During any holiday season, my fridge tends to be so full of leftovers and treats that I end up revisiting this post to remind myself which foods don’t need to be refrigerated. There’s always something you can take out of your fridge, whether it’s condiments that are high in salt or vinegar, or fresh produce that keeps its texture and flavor better at room temperature.
Here are a few items that may be taking up room in your fridge that just don’t need to be in there!
14 Foods You Shouldn’t Refrigerate
Bananas taste best when they’re ripe, and if they go in the fridge too early, they will never ripen. Once the bananas are ripe, then you can transfer them to the fridge. They skins may turn black, but they taste just fine! (Did you know you can ripen bananas quickly if you are in a hurry to make banana bread or smoothies?)
Putting bread in the fridge dries it out, leaving your bread stale or chewy. The moisture in the fridge encourages bacteria and mold, so store it in a breadbox instead! The breadbox promotes air circulation, keeping the bread from getting too dry or too moist.
Keeping honey in the fridge won’t damage the shelf-life or the taste, but it will make the honey crystalize and clump. Honey actually never spoils or goes bad, but storing honey in an air-tight glass jar, away from heat and direct sunlight, is the best method!
4 & 5. Onions And Garlic
The fridge makes food last longer because of the temperature, but it’s also rather humid inside. The humidity makes onions moldy more quickly than if they are stored on the countertop, plus their flavor often travels throughout the fridge. You want your onions to stay cool, dry, well-ventilated, and away from potatoes (because of the gasses emitted from the onions.)
Using a pair of nylons or a mesh bag to store onions works perfectly, and it’s thrifty, too. :-) I love these bags because you can take them with you to the store, then just hang them up when you get home. And you get a variety of six bags for under $12! Garlic is similar and would do great in nylons or bags as well; but you could also just use a basket in your cupboard or pantry.

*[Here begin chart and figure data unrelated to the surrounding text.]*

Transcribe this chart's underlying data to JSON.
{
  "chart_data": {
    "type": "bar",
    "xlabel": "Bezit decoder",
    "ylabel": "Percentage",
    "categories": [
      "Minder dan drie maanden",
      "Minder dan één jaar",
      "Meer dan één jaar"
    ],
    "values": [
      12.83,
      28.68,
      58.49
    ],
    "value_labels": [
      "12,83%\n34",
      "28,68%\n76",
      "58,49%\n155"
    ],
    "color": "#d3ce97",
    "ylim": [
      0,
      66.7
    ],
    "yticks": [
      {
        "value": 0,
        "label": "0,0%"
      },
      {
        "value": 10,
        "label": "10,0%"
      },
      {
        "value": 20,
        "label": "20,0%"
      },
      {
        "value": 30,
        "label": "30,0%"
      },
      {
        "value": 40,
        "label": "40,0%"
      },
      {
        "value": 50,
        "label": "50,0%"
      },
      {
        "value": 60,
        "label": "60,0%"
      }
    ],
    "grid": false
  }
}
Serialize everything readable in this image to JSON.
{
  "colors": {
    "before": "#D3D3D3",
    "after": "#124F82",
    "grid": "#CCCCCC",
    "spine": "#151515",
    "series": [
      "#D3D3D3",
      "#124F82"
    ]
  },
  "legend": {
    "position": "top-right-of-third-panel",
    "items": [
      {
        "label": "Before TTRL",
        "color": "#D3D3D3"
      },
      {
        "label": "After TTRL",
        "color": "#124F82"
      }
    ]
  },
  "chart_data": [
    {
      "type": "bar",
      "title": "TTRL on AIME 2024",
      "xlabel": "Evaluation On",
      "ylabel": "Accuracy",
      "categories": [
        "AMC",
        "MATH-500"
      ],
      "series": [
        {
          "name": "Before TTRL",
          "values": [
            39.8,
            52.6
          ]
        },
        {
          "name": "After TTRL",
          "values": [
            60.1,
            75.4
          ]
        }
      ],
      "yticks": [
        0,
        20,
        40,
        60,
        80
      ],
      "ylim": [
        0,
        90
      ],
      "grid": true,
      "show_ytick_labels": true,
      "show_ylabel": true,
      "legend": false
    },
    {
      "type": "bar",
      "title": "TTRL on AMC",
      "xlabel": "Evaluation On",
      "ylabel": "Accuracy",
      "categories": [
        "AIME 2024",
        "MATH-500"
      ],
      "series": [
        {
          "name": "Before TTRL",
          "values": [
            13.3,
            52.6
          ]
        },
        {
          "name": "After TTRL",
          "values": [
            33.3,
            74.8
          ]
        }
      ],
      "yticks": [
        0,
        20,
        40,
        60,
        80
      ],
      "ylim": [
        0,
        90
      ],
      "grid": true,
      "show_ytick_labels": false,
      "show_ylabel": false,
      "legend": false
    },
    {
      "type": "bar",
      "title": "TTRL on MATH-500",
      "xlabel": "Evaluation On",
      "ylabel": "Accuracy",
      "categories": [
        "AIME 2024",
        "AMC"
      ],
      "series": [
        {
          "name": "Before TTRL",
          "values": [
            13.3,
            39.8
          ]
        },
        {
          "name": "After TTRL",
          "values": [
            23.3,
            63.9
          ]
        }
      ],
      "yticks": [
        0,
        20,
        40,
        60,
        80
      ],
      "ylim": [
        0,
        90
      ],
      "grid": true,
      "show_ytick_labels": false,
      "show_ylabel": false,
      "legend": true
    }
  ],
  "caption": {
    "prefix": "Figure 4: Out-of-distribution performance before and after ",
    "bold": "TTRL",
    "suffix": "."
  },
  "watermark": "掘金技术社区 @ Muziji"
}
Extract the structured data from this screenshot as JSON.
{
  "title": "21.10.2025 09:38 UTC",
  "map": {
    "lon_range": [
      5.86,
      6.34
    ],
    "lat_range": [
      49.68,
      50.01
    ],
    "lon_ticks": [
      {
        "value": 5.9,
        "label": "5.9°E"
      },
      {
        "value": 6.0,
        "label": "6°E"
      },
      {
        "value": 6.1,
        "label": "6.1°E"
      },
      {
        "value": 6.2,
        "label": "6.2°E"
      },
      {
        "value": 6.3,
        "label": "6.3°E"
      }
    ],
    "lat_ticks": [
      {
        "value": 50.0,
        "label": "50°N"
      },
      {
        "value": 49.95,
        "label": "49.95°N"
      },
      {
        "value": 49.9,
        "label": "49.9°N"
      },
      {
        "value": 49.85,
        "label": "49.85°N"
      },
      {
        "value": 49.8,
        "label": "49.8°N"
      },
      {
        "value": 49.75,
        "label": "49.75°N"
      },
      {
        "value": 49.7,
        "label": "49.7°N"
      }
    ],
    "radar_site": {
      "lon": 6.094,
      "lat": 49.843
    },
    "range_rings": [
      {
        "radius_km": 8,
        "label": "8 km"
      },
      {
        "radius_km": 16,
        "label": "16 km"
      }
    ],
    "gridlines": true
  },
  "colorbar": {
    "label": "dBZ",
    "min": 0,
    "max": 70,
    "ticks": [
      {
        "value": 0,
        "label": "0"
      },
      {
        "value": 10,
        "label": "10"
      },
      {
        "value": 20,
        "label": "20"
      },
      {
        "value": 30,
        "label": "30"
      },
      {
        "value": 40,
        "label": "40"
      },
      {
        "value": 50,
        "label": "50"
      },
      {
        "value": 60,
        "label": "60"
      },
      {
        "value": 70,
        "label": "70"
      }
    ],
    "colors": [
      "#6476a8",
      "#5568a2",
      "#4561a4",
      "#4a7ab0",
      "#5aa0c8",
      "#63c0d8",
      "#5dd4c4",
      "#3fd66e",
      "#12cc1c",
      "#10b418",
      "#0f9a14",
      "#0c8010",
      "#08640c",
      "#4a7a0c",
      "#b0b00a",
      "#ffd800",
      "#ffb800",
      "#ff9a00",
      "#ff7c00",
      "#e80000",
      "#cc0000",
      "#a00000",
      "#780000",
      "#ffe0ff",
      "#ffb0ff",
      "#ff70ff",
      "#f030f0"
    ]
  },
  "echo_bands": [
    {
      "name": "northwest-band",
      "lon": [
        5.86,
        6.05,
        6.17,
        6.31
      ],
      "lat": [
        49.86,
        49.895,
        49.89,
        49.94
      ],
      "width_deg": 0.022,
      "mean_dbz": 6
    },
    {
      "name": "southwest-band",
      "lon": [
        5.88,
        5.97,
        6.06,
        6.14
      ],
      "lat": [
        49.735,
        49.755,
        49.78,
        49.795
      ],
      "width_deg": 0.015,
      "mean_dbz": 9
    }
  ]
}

The humidity in the fridge can make potatoes rot, and the fridge actually causes the starch to break down into sugar. This makes your potatoes sweet, grainy and soft. You’re better off storing potatoes in a dry, dark, ventilated space; like a woven basket inside a cupboard. Be sure not to wash the potatoes until you’re ready to cook them, because water will also make the potatoes rot.
7. Coffee Beans
Coffee beans tend to absorb odors, so keeping coffee in the fridge is a bad idea! Plus, the moisture in the fridge makes the coffee less flavorful. Keep coffee in a dark, air-tight container and away from sunlight.
Just like bananas, tomatoes should be kept on the counter until they’re ripe and ready to eat, and then transferred to the fridge. They lose their crunch and flavor pretty quickly, though, so try to eat them within a day or two of placing them in the fridge. When out on the counter, store them in an open basket. If they’re too close together then the tomatoes will bruise.
Yet again, avocados should be left out until they’re ripe, and then put in the fridge. To develop the right flavor and texture, they need to ripen at room temperature, but they will stay good and ripe for a few more days in the fridge.
10. Cooking Oil
Cooking oil should be kept in an air-tight, dark glass container. They stay liquid at room temperature, and trying to refrigerate and then melt the oils is more hassle than it’s worth! Plus, changing the temperature around too much will make the oil go rancid more quickly.
Your standard ketchup has so much vinegar in it that it acts as a preservative and doesn’t need to be refrigerated! Even after you open the bottle, you can put it right back into the pantry. If you buy a “lower-sodium” ketchup, though, I would keep it in the fridge – just to be safe.
If you have some good, fresh berries from a farmer’s market, keep them on the counter and eat them quickly! They’ll maintain their best flavor if they stay at room temperature, but put them in the fridge if you’ll have them for more than a couple days. Be sure not to wash them until you’re ready to eat, because the water could make them mushy or moldy.
13. Soy Sauce And Hot Sauce
Hot sauce that is made with large amounts of vinegar and salt can be kept out for couple months, but place it in the fridge if you don’t go through hot sauce very quickly. Soy sauce is mostly salt, so the same goes! Mild bacteria can grow after a couple months, so the fridge is best for long-term storage.
14. Winter Squash
These hearty squashes will last for a whole month in the pantry, so don’t bother taking up space in the fridge!
This certainly isn’t a comprehensive list, but it should give you an idea of some of the pros and cons of deciding “to chill or not to chill” your food.
What else do you keep in the pantry?